The Seventh Circuit has held that legal conclusions that will determine the outcome of a case are inadmissible expert testimony. See Good Shepherd Manor Found., Inc. v. City of Chicago, 323 F.3d 557, 564 (7th Cir. 2003). In addition, several judges in this district, including this Court, have held that expert testimony is not helpful to a trier of fact when the expert simply opines that an individual acted dishonestly or fraudulently, issues traditionally resolved by a trier of fact. See Ass'n Benefit Svcs. v. AdvancePCS Holding Corp., No. 04 C 3271, 2005 WL 2335484, *4 (N.D. Ill. Sept. 23, 2005) (holding that expert could not testify about ultimate issue of defendant's fraudulent intent); Klackzak v. Consolidated Med. Transp., Inc.,No. 96 C 6502, 2005 WL 1564981, *8, 10 (N.D. Ill. May 26, 2005) (holding that expert could not testify that defendants committed fraud within the meaning of the Anti-Kickback statute); Dahlin v. Evangelical Child & Family Agency, No. 01 C 1182, 2002 WL 31834881, *3 (N.D. Ill. Dec. 18, 2002) (excluding expert testimony that the defendant's employees acted dishonestly).
Much of Apotex's expert testimony -- which reads more like a legal brief than an expert report -- consists of plainly inadmissible legal conclusions concerning Merck's alleged fraud and would be completely unhelpful to the fact finder.
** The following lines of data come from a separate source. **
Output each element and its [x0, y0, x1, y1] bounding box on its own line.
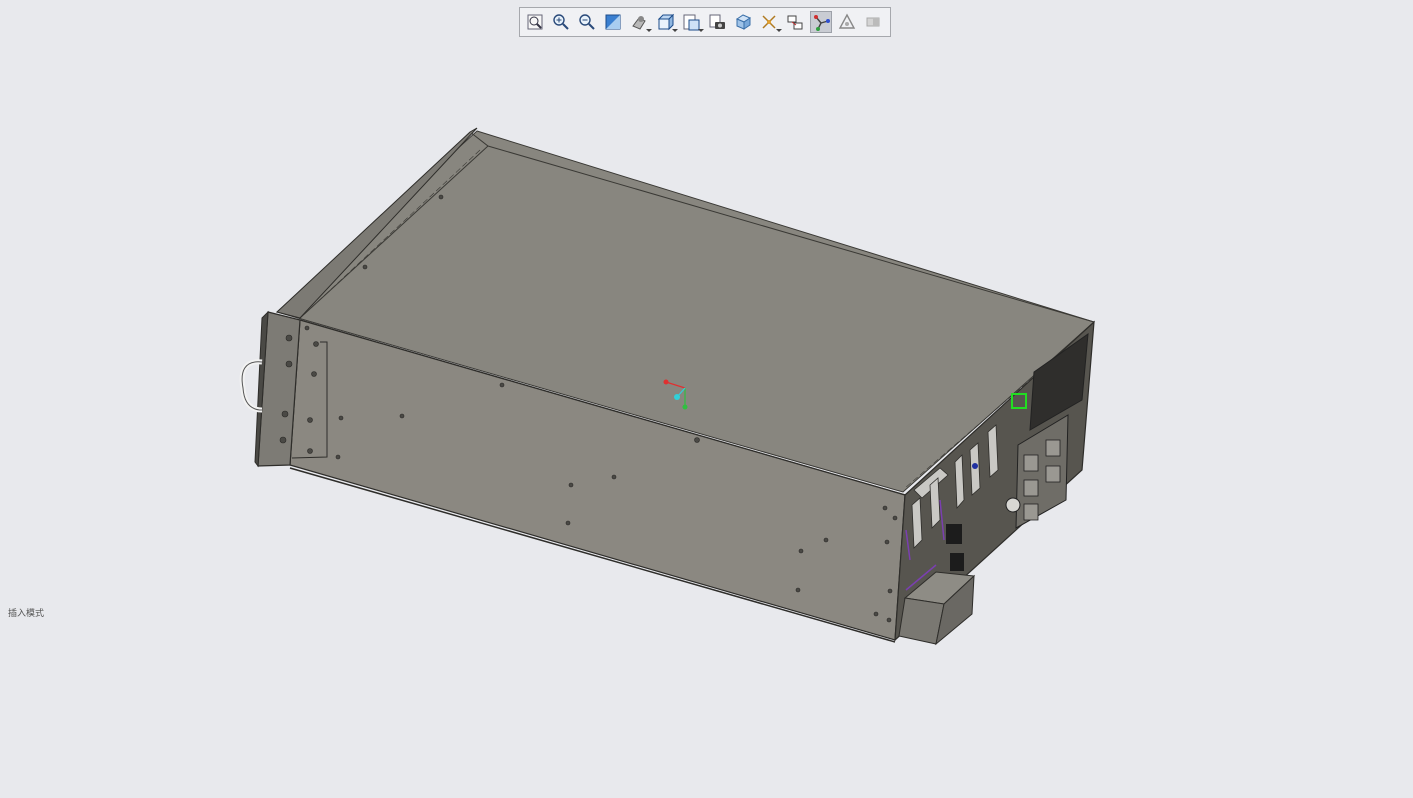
zoom-to-fit-button[interactable] [524, 11, 546, 33]
hide-show-button[interactable] [784, 11, 806, 33]
view-settings-button[interactable] [680, 11, 704, 33]
disabled-tool-icon [866, 17, 880, 27]
triad-icon [814, 15, 830, 31]
zoom-out-icon [579, 14, 595, 30]
section-view-icon [605, 14, 621, 30]
3d-view-icon [735, 14, 752, 30]
view-toolbar [519, 7, 891, 37]
zoom-fit-icon [527, 14, 543, 30]
camera-icon [709, 14, 725, 29]
3d-view-button[interactable] [732, 11, 754, 33]
chevron-down-icon[interactable] [672, 29, 678, 32]
model-viewport[interactable] [0, 0, 1413, 798]
display-style-button[interactable] [654, 11, 678, 33]
black-port-2 [950, 553, 964, 571]
chevron-down-icon[interactable] [698, 29, 704, 32]
render-button[interactable] [836, 11, 858, 33]
hide-show-icon [787, 15, 803, 30]
view-orientation-button[interactable] [628, 11, 652, 33]
triad-button[interactable] [810, 11, 832, 33]
chevron-down-icon[interactable] [646, 29, 652, 32]
zoom-in-icon [553, 14, 569, 30]
fan-port [1005, 497, 1021, 513]
zoom-in-button[interactable] [550, 11, 572, 33]
black-port-1 [946, 524, 962, 544]
camera-button[interactable] [706, 11, 728, 33]
blue-indicator [972, 463, 978, 469]
chevron-down-icon[interactable] [776, 29, 782, 32]
disabled-tool-button[interactable] [862, 11, 884, 33]
explode-button[interactable] [758, 11, 782, 33]
zoom-out-button[interactable] [576, 11, 598, 33]
render-icon [838, 13, 856, 29]
section-view-button[interactable] [602, 11, 624, 33]
mode-label: 插入模式 [8, 609, 45, 619]
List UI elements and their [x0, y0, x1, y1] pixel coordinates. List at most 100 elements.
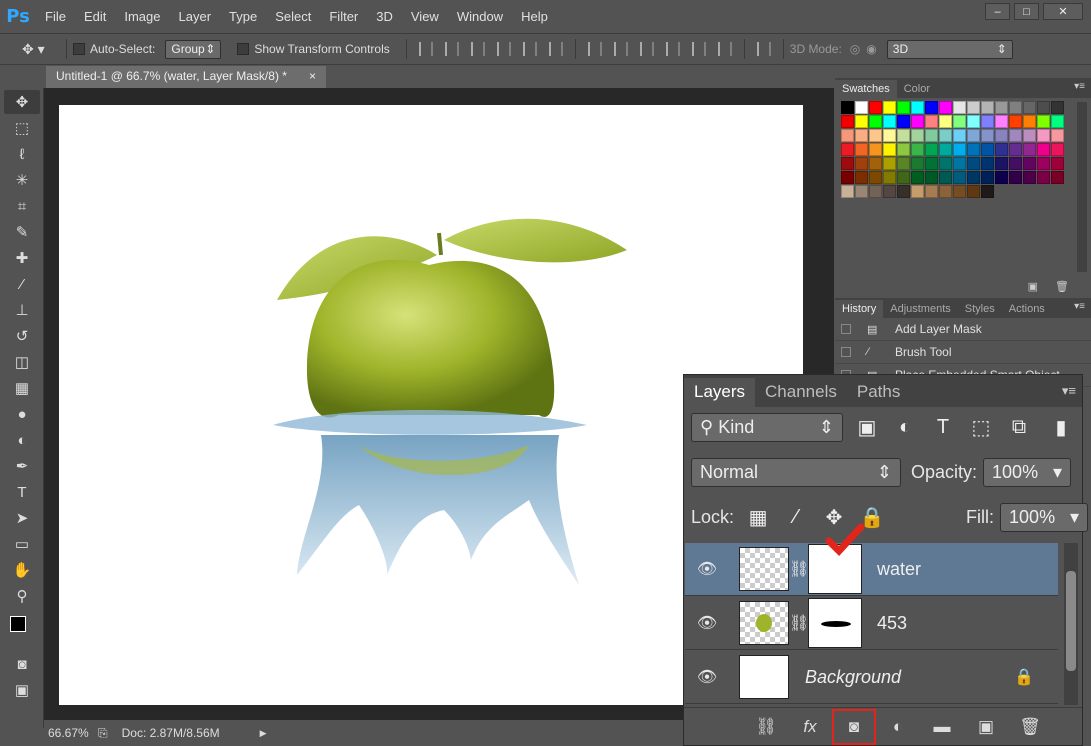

See Ex. E ¶36 ("It is my opinion based on the evidence that . . . Merck's conduct . . . [was] a fraud on the courts."); Ex. F ¶58 ("In my view, the fraud perpetrated on this court in Apotex I was more serious that the misconduct that occurred in that leading Supreme Court case"). The Court, not an expert, must determine whether Merck's statements rise to the level of fraud under Rule 60(b), and the fact finder, not an expert, must determine whether Apotex has offered evidence that Merck committed common law fraud. Because Apotex has not shown how these experts' testimony would assist us in doing so, the testimony is inadmissible under Rule 702.
5. State Law Claims
Apotex has also asserted state law claims for common law fraud and tortious interference with prospective economic advantage. Apotex premises both claims, however, on the theory that "this Court invalidated Apotex's patents based on Merck's false assertions." See Apotex Mem. at 22. Because the Court has already concluded that Apotex has not offered evidence from which a reasonable fact finder could conclude that Merck made material misrepresentations in the previous litigation, Merck is entitled to summary judgment on these claims as well. See Rauenhorst v. United States, 104 F.R.D. 588, 603 (D. Minn. 1985) (dismissing plaintiff's common law fraud claims that were based on the same alleged misstatements that formed the basis of plaintiff's 60(b) motion).
For the reasons stated above, the Court grants defendant's motion for summary judgment [docket no. 71]. The Clerk is directed to enter judgment in favor of the defendant.